I just came across this Judy Grahn funeral poem again, and thought of Susan. Linde Knighton (Simahoyo) and I ate a lovely dinner with her in February 2006 when she was passing through Seattle. I was hoping that might be just the first such dinner, and am sad that this is not to be.
Just one verse--
http://www.aidsinfonyc.org/pwac/9511/plain.html
i will take your part now, to do your daring
lots belong to those who do the sharing.
i will be your fight now, to do your winning
as the bind between women is beginning
in the middle at the end
my first beloved, present friend
if i could die like the next rain
i'd call you by your mountain name
and rain on you
Posted by: Martha Koester | February 07, 2007 at 06:54 AM
I know I'm late here but I just found out about Susan's death this past weekend.
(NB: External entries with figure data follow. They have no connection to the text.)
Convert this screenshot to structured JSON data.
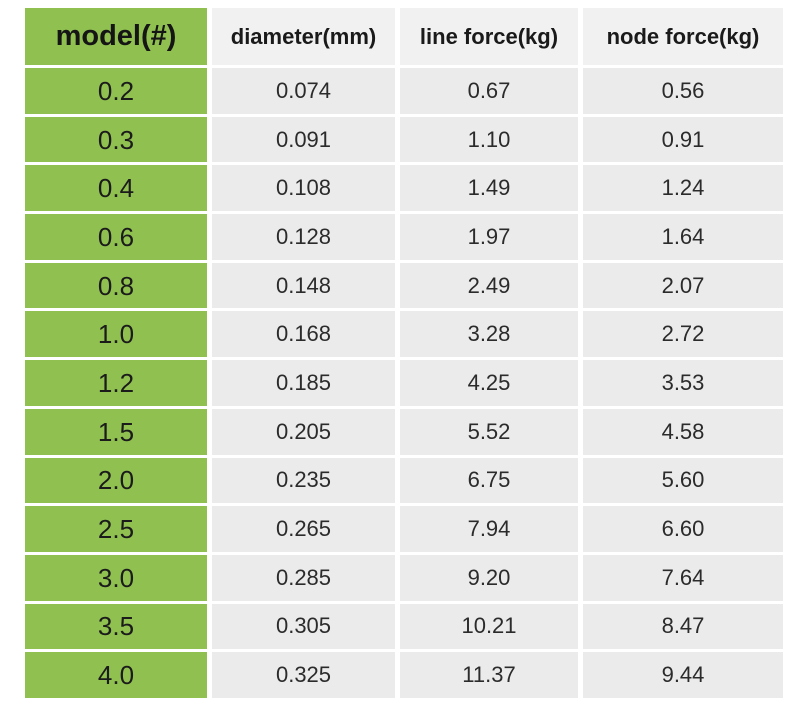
{
  "chart_data": {
    "type": "table",
    "columns": [
      "model(#)",
      "diameter(mm)",
      "line force(kg)",
      "node force(kg)"
    ],
    "rows": [
      [
        "0.2",
        "0.074",
        "0.67",
        "0.56"
      ],
      [
        "0.3",
        "0.091",
        "1.10",
        "0.91"
      ],
      [
        "0.4",
        "0.108",
        "1.49",
        "1.24"
      ],
      [
        "0.6",
        "0.128",
        "1.97",
        "1.64"
      ],
      [
        "0.8",
        "0.148",
        "2.49",
        "2.07"
      ],
      [
        "1.0",
        "0.168",
        "3.28",
        "2.72"
      ],
      [
        "1.2",
        "0.185",
        "4.25",
        "3.53"
      ],
      [
        "1.5",
        "0.205",
        "5.52",
        "4.58"
      ],
      [
        "2.0",
        "0.235",
        "6.75",
        "5.60"
      ],
      [
        "2.5",
        "0.265",
        "7.94",
        "6.60"
      ],
      [
        "3.0",
        "0.285",
        "9.20",
        "7.64"
      ],
      [
        "3.5",
        "0.305",
        "10.21",
        "8.47"
      ],
      [
        "4.0",
        "0.325",
        "11.37",
        "9.44"
      ]
    ],
    "title": "",
    "layout_hints": {
      "model_column_highlighted": true,
      "grid_gaps_color": "#ffffff"
    }
  },
  "colors": {
    "model_column_green": "#90c150",
    "body_cell_gray": "#ebebeb",
    "header_cell_gray": "#f1f1f1",
    "text_dark": "#1e1e1e"
  }
}
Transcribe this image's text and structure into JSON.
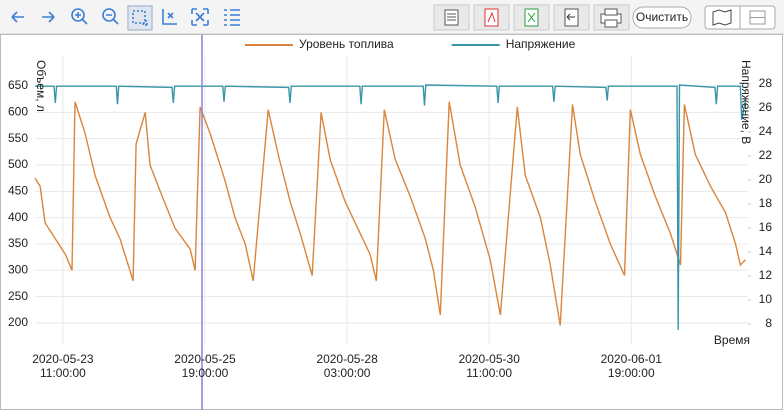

I am stunned.
I first met Susan when we both lived in San Jose, California in the early 80's. Our lives continued to intersect over the next ten years as we visited in Los Angeles when she was going to school at UCLA and then in Alaska in 1991, when she invited me to come visit and go camping with her. That trip did not go too well and we had not spoken since, yet she continues to be a part of my herstory. We both grew (up) and changed as our lives evolved and it is interesting to see the impact she had on others through the comments here. I am sorry that she felt so trapped that she thought she could not ask for help somehow. I am saddened to know that her pain persisted, despite her achievements and fulfilling her dreams, and know that we are all better for having known her. We are all connected by her spirit. Peace, Sister -- no more pain.